3) The 2/04/14 discharge instructions for patient #1 stated, "DME (Durable Medical Equipment)...recommended: shower chair, tub bench...manual wheel chair..."


The 2/04/14 case management note reflected, "no new DME required."


During an interview on 5/02/14 at 10:10 AM, personnel #7 said the wheelchair was not provided.

During an interview on 5/02/14 at 11:30 AM, personnel #2 was asked about the grievance investigation. Personnel #2 said they investigated the issue and found the W/C was not provided.

The 4/16/14 Quality Council Minutes included Patient #1's complaint with "Action Plan: None needed." No discussion or details were documented.

During an interview on 5/01/14 at 4:30 PM, Personnel #1 was informed the quality council minutes reflected the grievance and no action needed.

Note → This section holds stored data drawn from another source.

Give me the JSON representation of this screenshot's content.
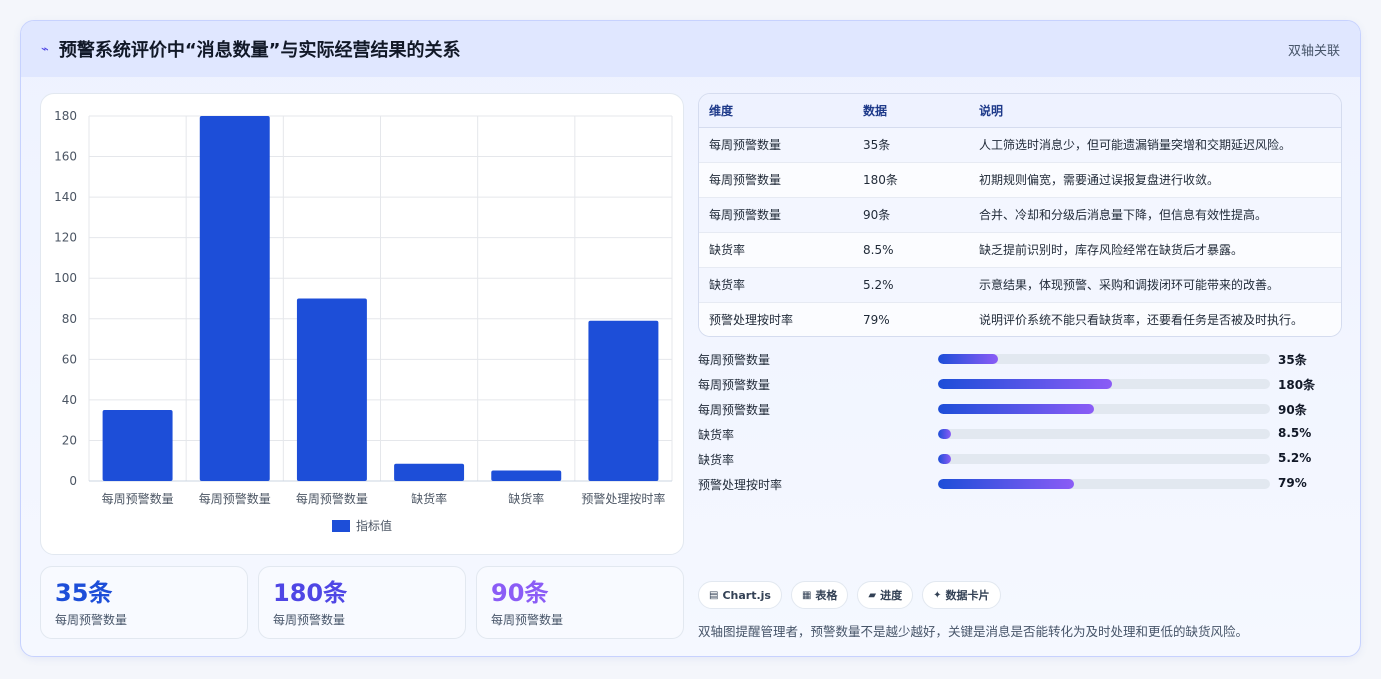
{
  "header": {
    "title": "预警系统评价中“消息数量”与实际经营结果的关系",
    "tag": "双轴关联"
  },
  "chart_data": {
    "type": "bar",
    "categories": [
      "每周预警数量",
      "每周预警数量",
      "每周预警数量",
      "缺货率",
      "缺货率",
      "预警处理按时率"
    ],
    "series": [
      {
        "name": "指标值",
        "values": [
          35,
          180,
          90,
          8.5,
          5.2,
          79
        ]
      }
    ],
    "ylim": [
      0,
      180
    ],
    "yticks": [
      0,
      20,
      40,
      60,
      80,
      100,
      120,
      140,
      160,
      180
    ],
    "legend_position": "bottom",
    "grid": true,
    "color": "#1d4ed8"
  },
  "stats": [
    {
      "value": "35条",
      "label": "每周预警数量",
      "color": "#1d4ed8"
    },
    {
      "value": "180条",
      "label": "每周预警数量",
      "color": "#4f46e5"
    },
    {
      "value": "90条",
      "label": "每周预警数量",
      "color": "#8b5cf6"
    }
  ],
  "table": {
    "headers": [
      "维度",
      "数据",
      "说明"
    ],
    "rows": [
      [
        "每周预警数量",
        "35条",
        "人工筛选时消息少，但可能遗漏销量突增和交期延迟风险。"
      ],
      [
        "每周预警数量",
        "180条",
        "初期规则偏宽，需要通过误报复盘进行收敛。"
      ],
      [
        "每周预警数量",
        "90条",
        "合并、冷却和分级后消息量下降，但信息有效性提高。"
      ],
      [
        "缺货率",
        "8.5%",
        "缺乏提前识别时，库存风险经常在缺货后才暴露。"
      ],
      [
        "缺货率",
        "5.2%",
        "示意结果，体现预警、采购和调拨闭环可能带来的改善。"
      ],
      [
        "预警处理按时率",
        "79%",
        "说明评价系统不能只看缺货率，还要看任务是否被及时执行。"
      ]
    ]
  },
  "progress": [
    {
      "label": "每周预警数量",
      "value": "35条",
      "fraction": 0.18
    },
    {
      "label": "每周预警数量",
      "value": "180条",
      "fraction": 0.525
    },
    {
      "label": "每周预警数量",
      "value": "90条",
      "fraction": 0.47
    },
    {
      "label": "缺货率",
      "value": "8.5%",
      "fraction": 0.04
    },
    {
      "label": "缺货率",
      "value": "5.2%",
      "fraction": 0.04
    },
    {
      "label": "预警处理按时率",
      "value": "79%",
      "fraction": 0.41
    }
  ],
  "chips": [
    {
      "icon": "▤",
      "icon_name": "chart-icon",
      "label": "Chart.js"
    },
    {
      "icon": "▦",
      "icon_name": "table-icon",
      "label": "表格"
    },
    {
      "icon": "▰",
      "icon_name": "progress-icon",
      "label": "进度"
    },
    {
      "icon": "✦",
      "icon_name": "sparkle-icon",
      "label": "数据卡片"
    }
  ],
  "note": "双轴图提醒管理者，预警数量不是越少越好，关键是消息是否能转化为及时处理和更低的缺货风险。"
}
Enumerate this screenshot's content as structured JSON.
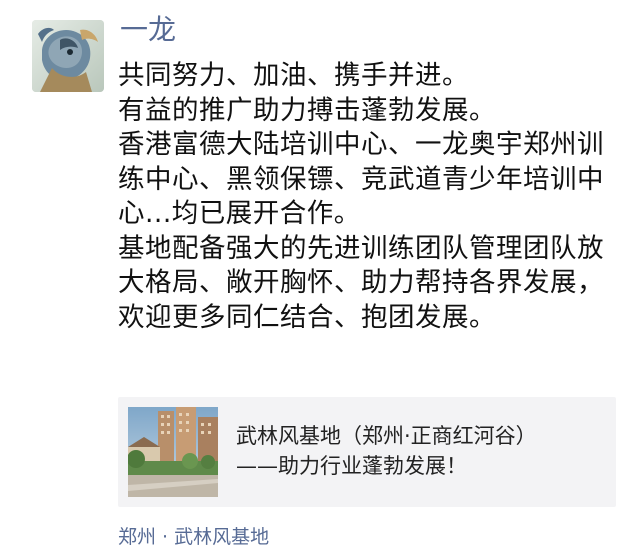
{
  "post": {
    "username": "一龙",
    "content_lines": [
      "共同努力、加油、携手并进。",
      "有益的推广助力搏击蓬勃发展。",
      "香港富德大陆培训中心、一龙奥宇郑州训练中心、黑领保镖、竞武道青少年培训中心...均已展开合作。",
      "基地配备强大的先进训练团队管理团队放大格局、敞开胸怀、助力帮持各界发展，欢迎更多同仁结合、抱团发展。"
    ],
    "link_card": {
      "title_line1": "武林风基地（郑州·正商红河谷）",
      "title_line2": "——助力行业蓬勃发展！",
      "thumbnail_icon": "building-photo-thumbnail"
    },
    "location": "郑州 · 武林风基地"
  },
  "colors": {
    "link_blue": "#576b95",
    "card_background": "#f3f3f5",
    "text": "#111111"
  }
}
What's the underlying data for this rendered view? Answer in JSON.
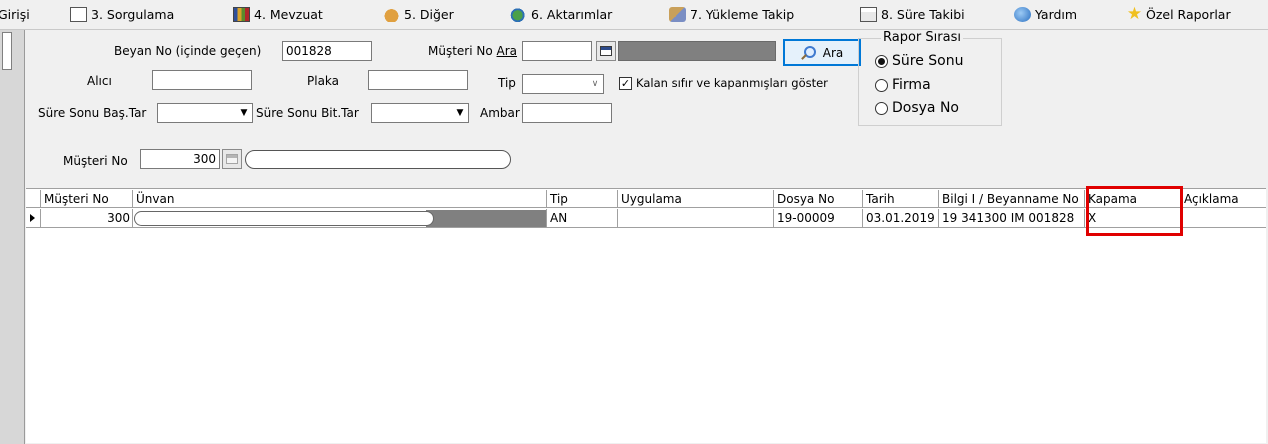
{
  "menu": [
    {
      "label": "Girişi",
      "icon": ""
    },
    {
      "label": "3. Sorgulama",
      "icon": "query-icon"
    },
    {
      "label": "4. Mevzuat",
      "icon": "books-icon"
    },
    {
      "label": "5. Diğer",
      "icon": "bag-icon"
    },
    {
      "label": "6. Aktarımlar",
      "icon": "transfer-gear-icon"
    },
    {
      "label": "7. Yükleme Takip",
      "icon": "tracking-icon"
    },
    {
      "label": "8. Süre Takibi",
      "icon": "calendar-icon"
    },
    {
      "label": "Yardım",
      "icon": "help-icon"
    },
    {
      "label": "Özel Raporlar",
      "icon": "star-icon"
    }
  ],
  "filters": {
    "beyan_no_label": "Beyan No (içinde geçen)",
    "beyan_no_value": "001828",
    "musteri_no_ara_label": "Müşteri No Ara",
    "alici_label": "Alıcı",
    "alici_value": "",
    "plaka_label": "Plaka",
    "plaka_value": "",
    "tip_label": "Tip",
    "tip_value": "",
    "kalan_checkbox_label": "Kalan sıfır ve kapanmışları göster",
    "kalan_checked": true,
    "sure_sonu_bas_label": "Süre Sonu Baş.Tar",
    "sure_sonu_bit_label": "Süre Sonu Bit.Tar",
    "ambar_label": "Ambar",
    "ambar_value": "",
    "ara_button": "Ara"
  },
  "rapor_sirasi": {
    "title": "Rapor Sırası",
    "options": [
      "Süre Sonu",
      "Firma",
      "Dosya No"
    ],
    "selected": "Süre Sonu"
  },
  "musteri": {
    "label": "Müşteri No",
    "value": "300"
  },
  "grid": {
    "columns": [
      "Müşteri No",
      "Ünvan",
      "Tip",
      "Uygulama",
      "Dosya No",
      "Tarih",
      "Bilgi I / Beyanname No",
      "Kapama",
      "Açıklama"
    ],
    "rows": [
      {
        "musteri_no": "300",
        "unvan": "",
        "tip": "AN",
        "uygulama": "",
        "dosya_no": "19-00009",
        "tarih": "03.01.2019",
        "beyanname_no": "19 341300 IM 001828",
        "kapama": "X",
        "aciklama": ""
      }
    ]
  },
  "colors": {
    "highlight": "#e00000",
    "focus": "#0078d7"
  }
}
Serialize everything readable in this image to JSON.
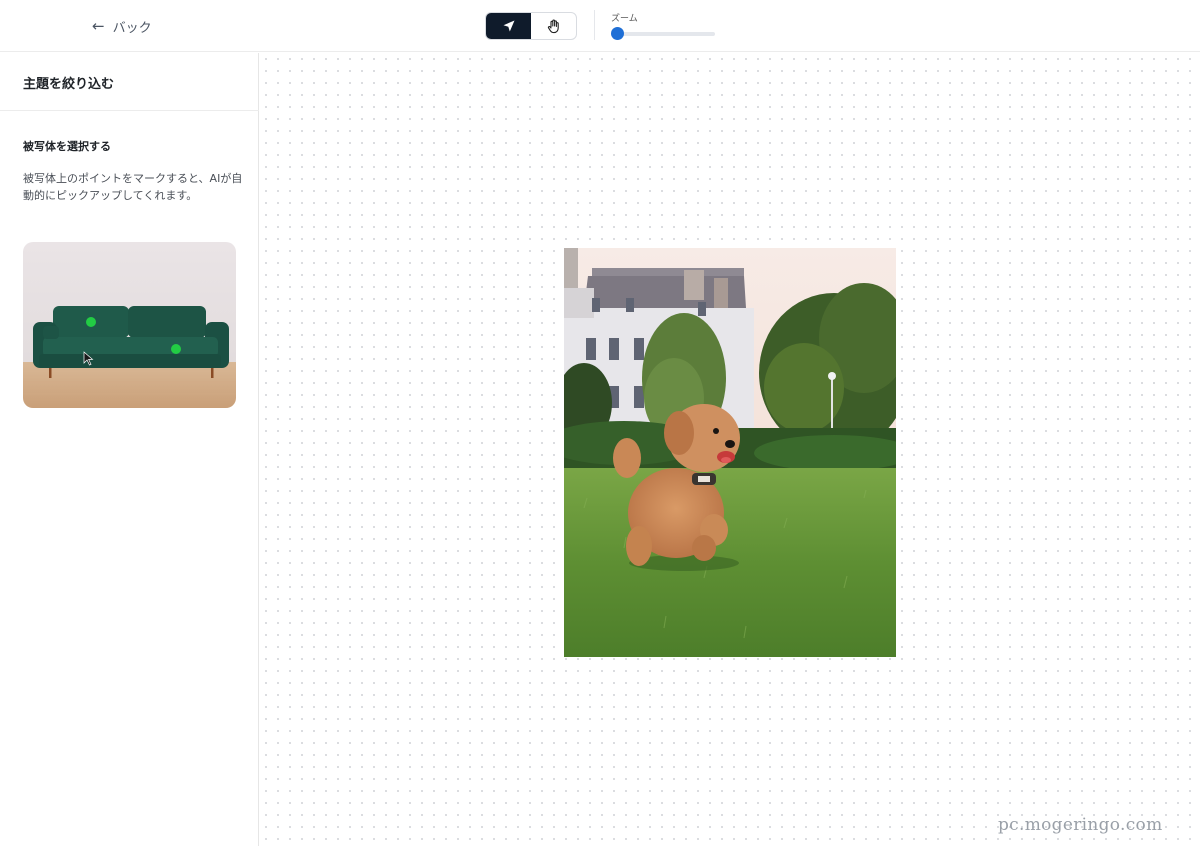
{
  "topbar": {
    "back_label": "バック",
    "zoom_label": "ズーム",
    "zoom_level": 0,
    "tools": [
      {
        "name": "select",
        "active": true
      },
      {
        "name": "pan",
        "active": false
      }
    ]
  },
  "sidebar": {
    "title": "主題を絞り込む",
    "subtitle": "被写体を選択する",
    "description": "被写体上のポイントをマークすると、AIが自動的にピックアップしてくれます。",
    "example_image": "sofa-with-marked-points"
  },
  "canvas": {
    "image": "dog-running-on-grass"
  },
  "watermark": "pc.mogeringo.com",
  "colors": {
    "accent": "#1f6fd6",
    "tool_active": "#0f1b2b",
    "marker": "#22cc44"
  }
}
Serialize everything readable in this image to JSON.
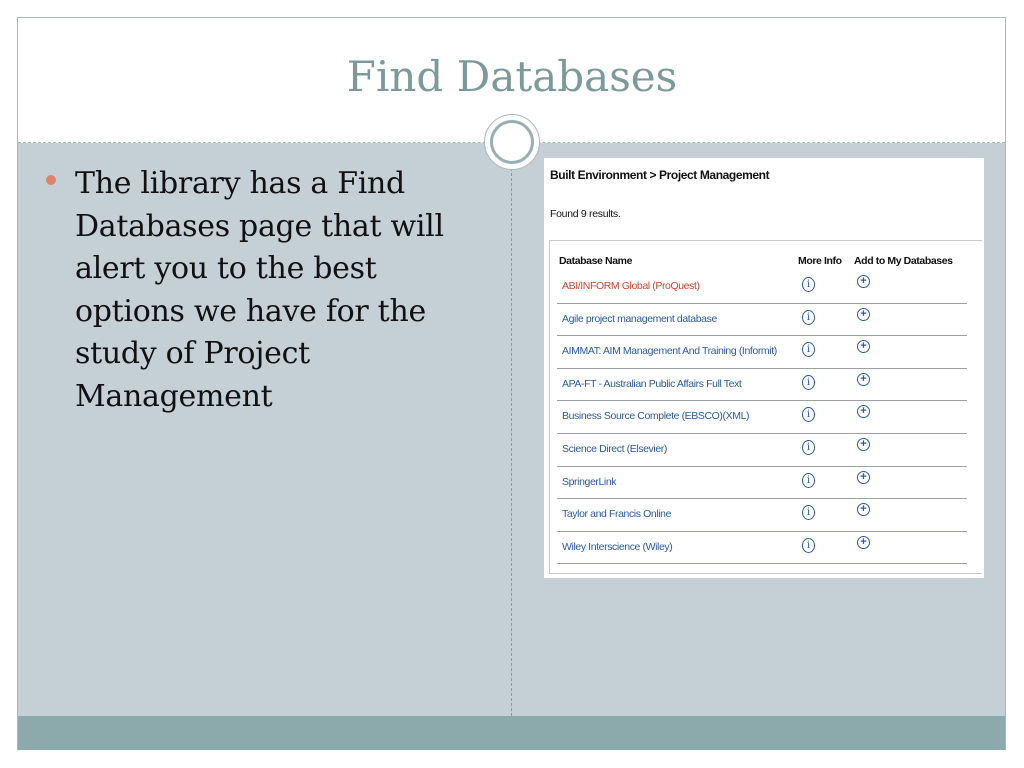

Personnel #1 confirmed the finding and stated the minutes should have included information on the findings of the investigation and any plan for improvement.

The April 2013 "Discharge Planning Overview" policy required, "To define the role in the initiation and implementation of the discharge planning process and to prepare for a realistic disposition which maximizes patient's independence, ensures safety, and continuity of care after discharge...Care and equipment will be ordered...Any outside service which will assume care of the patient will be provided with all information needed to assume that care...a home evaluation may be scheduled to identify and resolve potential problems..."

IMPLEMENTATION OF A DISCHARGE PLAN

Tag No.: A0820

Based on record review and interview, the facility failed to counsel the family members on the discharge plan to prepare them for post-hospital care, in that 1 of 10 patient's (Patient #1's) family was not notified of the patient discharge.

Findings Included:

The medical record for patient #1 did not document family counseling of the patient prior to being discharged on 2/04/14.

During an interview on 5/02/14 at 10:10 AM, Personnel #7 was asked about the documentation of the discharge of Patient #1. Personnel #7 said she did not talk to the family about the discharge.